While Western doctors are at a loss as to how to treat this mysterious illness, Doña Porcela says she can cure people with her concoction.
"It can be drunk or bathed in," she said. "Within three or four days, they are normal again."
Using her herbs and candles, she performs a cleansing ceremony on sufferers and, often, on their houses too - akin to an exorcism.
She travels anywhere anxious parents ask her to come, such as Lola Emberto's home, set among palms trees and red earth in Barrio Pobre, a poor suburb of Puerto Cabezas.
"For four months, my children were affected," said Mrs Emberto.
"I couldn't sleep or eat. My daughter was just running around like a maniac. She tore off all her clothes.
"One time, she fell into the well while suffering an attack.
"Other times, she'd run into the bush or into the river and people would try to catch her when they could."
Both her 18-year-old son and her 13-year-old daughter were affected.
Black magic
Mrs Emberto, like many Miskito people, believes in black magic and that Doña Porcela lifted a curse to cure her children.
The first recorded cases of this mass hysteria date back to the 1850s.
Until recently, it only affected Miskito people but 16-year-old Anadina Smith is of Spanish descent.
"One day at school, I felt giddy, and found it difficult to breathe," she said.
"Then, I saw something coming towards me - a kind of black man or a dragon that entered me and possessed me."
Three other girls were affected the same day at Anadina's school, where Reverend Harold Dixon is headmaster.
He has witnessed many attacks of Grisi Siknis.
"They get giddy and they faint and fall to the ground," he said.
"Then, they start hollering and they hit their heads on the wall or desk.

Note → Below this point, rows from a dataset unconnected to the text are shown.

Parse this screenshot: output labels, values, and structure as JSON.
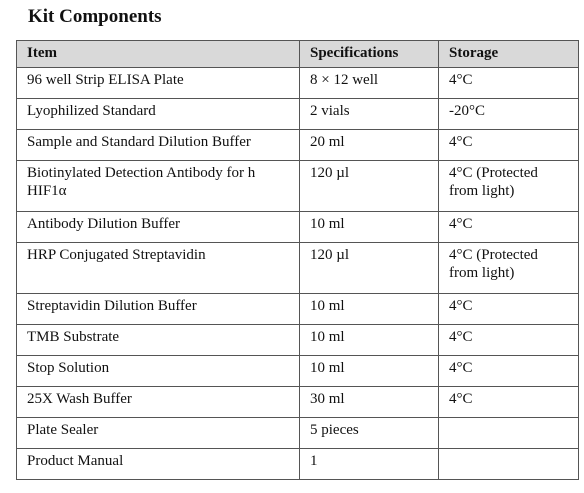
{
  "title": "Kit Components",
  "table": {
    "header": [
      "Item",
      "Specifications",
      "Storage"
    ],
    "rows": [
      [
        "96 well Strip ELISA Plate",
        "8 × 12 well",
        "4°C"
      ],
      [
        "Lyophilized Standard",
        "2 vials",
        "-20°C"
      ],
      [
        "Sample and Standard Dilution Buffer",
        "20 ml",
        "4°C"
      ],
      [
        "Biotinylated Detection Antibody  for h HIF1α",
        "120 µl",
        "4°C (Protected from light)"
      ],
      [
        "Antibody Dilution Buffer",
        "10 ml",
        "4°C"
      ],
      [
        "HRP Conjugated Streptavidin",
        "120 µl",
        "4°C (Protected from light)"
      ],
      [
        "Streptavidin Dilution Buffer",
        "10 ml",
        "4°C"
      ],
      [
        "TMB Substrate",
        "10 ml",
        "4°C"
      ],
      [
        "Stop Solution",
        "10 ml",
        "4°C"
      ],
      [
        "25X Wash Buffer",
        "30 ml",
        "4°C"
      ],
      [
        "Plate Sealer",
        "5 pieces"
      ],
      [
        "Product Manual",
        "1"
      ]
    ]
  }
}
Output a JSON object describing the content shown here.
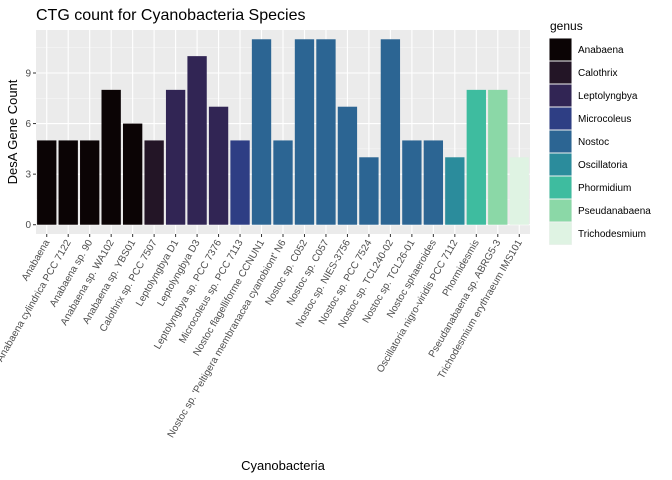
{
  "chart_data": {
    "type": "bar",
    "title": "CTG count for Cyanobacteria Species",
    "xlabel": "Cyanobacteria",
    "ylabel": "DesA Gene Count",
    "ylim": [
      -0.55,
      11.55
    ],
    "yticks": [
      0,
      3,
      6,
      9
    ],
    "grid": true,
    "legend_position": "right",
    "legend_title": "genus",
    "categories": [
      "Anabaena",
      "Anabaena cylindrica PCC 7122",
      "Anabaena sp. 90",
      "Anabaena sp. WA102",
      "Anabaena sp. YBS01",
      "Calothrix sp. PCC 7507",
      "Leptolyngbya D1",
      "Leptolyngbya D3",
      "Leptolyngbya sp. PCC 7376",
      "Microcoleus sp. PCC 7113",
      "Nostoc flagelliforme CCNUN1",
      "Nostoc sp. 'Peltigera membranacea cyanobiont' N6",
      "Nostoc sp. C052",
      "Nostoc sp. C057",
      "Nostoc sp. NIES-3756",
      "Nostoc sp. PCC 7524",
      "Nostoc sp. TCL240-02",
      "Nostoc sp. TCL26-01",
      "Nostoc sphaeroides",
      "Oscillatoria nigro-viridis PCC 7112",
      "Phormidesmis",
      "Pseudanabaena sp. ABRG5-3",
      "Trichodesmium erythraeum IMS101"
    ],
    "values": [
      5,
      5,
      5,
      8,
      6,
      5,
      8,
      10,
      7,
      5,
      11,
      5,
      11,
      11,
      7,
      4,
      11,
      5,
      5,
      4,
      8,
      8,
      4
    ],
    "genus": [
      "Anabaena",
      "Anabaena",
      "Anabaena",
      "Anabaena",
      "Anabaena",
      "Calothrix",
      "Leptolyngbya",
      "Leptolyngbya",
      "Leptolyngbya",
      "Microcoleus",
      "Nostoc",
      "Nostoc",
      "Nostoc",
      "Nostoc",
      "Nostoc",
      "Nostoc",
      "Nostoc",
      "Nostoc",
      "Nostoc",
      "Oscillatoria",
      "Phormidium",
      "Pseudanabaena",
      "Trichodesmium"
    ],
    "legend": [
      {
        "name": "Anabaena",
        "color": "#0b0405"
      },
      {
        "name": "Calothrix",
        "color": "#231526"
      },
      {
        "name": "Leptolyngbya",
        "color": "#312554"
      },
      {
        "name": "Microcoleus",
        "color": "#2e3e84"
      },
      {
        "name": "Nostoc",
        "color": "#2c6593"
      },
      {
        "name": "Oscillatoria",
        "color": "#2b8c9c"
      },
      {
        "name": "Phormidium",
        "color": "#3ebc9f"
      },
      {
        "name": "Pseudanabaena",
        "color": "#8bd8a7"
      },
      {
        "name": "Trichodesmium",
        "color": "#dff3e3"
      }
    ]
  }
}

They have an extra strength.
"You have to have five or six people to hold down one girl."
Research
On the outskirts of Puerto Cabezas, at Uraccan University, Professor Pablo McDavis has been researching Grisi Siknis for the last few years, in the Indigenous Diseases Department.
"We have taken samples of blood from patients while suffering an attack and, in a lab, we can't detect anything," explains a puzzled McDavis.
"Drugs or injections tend to only increase a patient's aggressiveness. Clinically we can't detect anything.
"It is like an outbreak. If an attack is not contained quickly, it can spread throughout an entire community."
So far this year there have been 46 cases of Grisi Siknis, and, as it continues to confound Western medical classification, business for Doña Porcela remains brisk.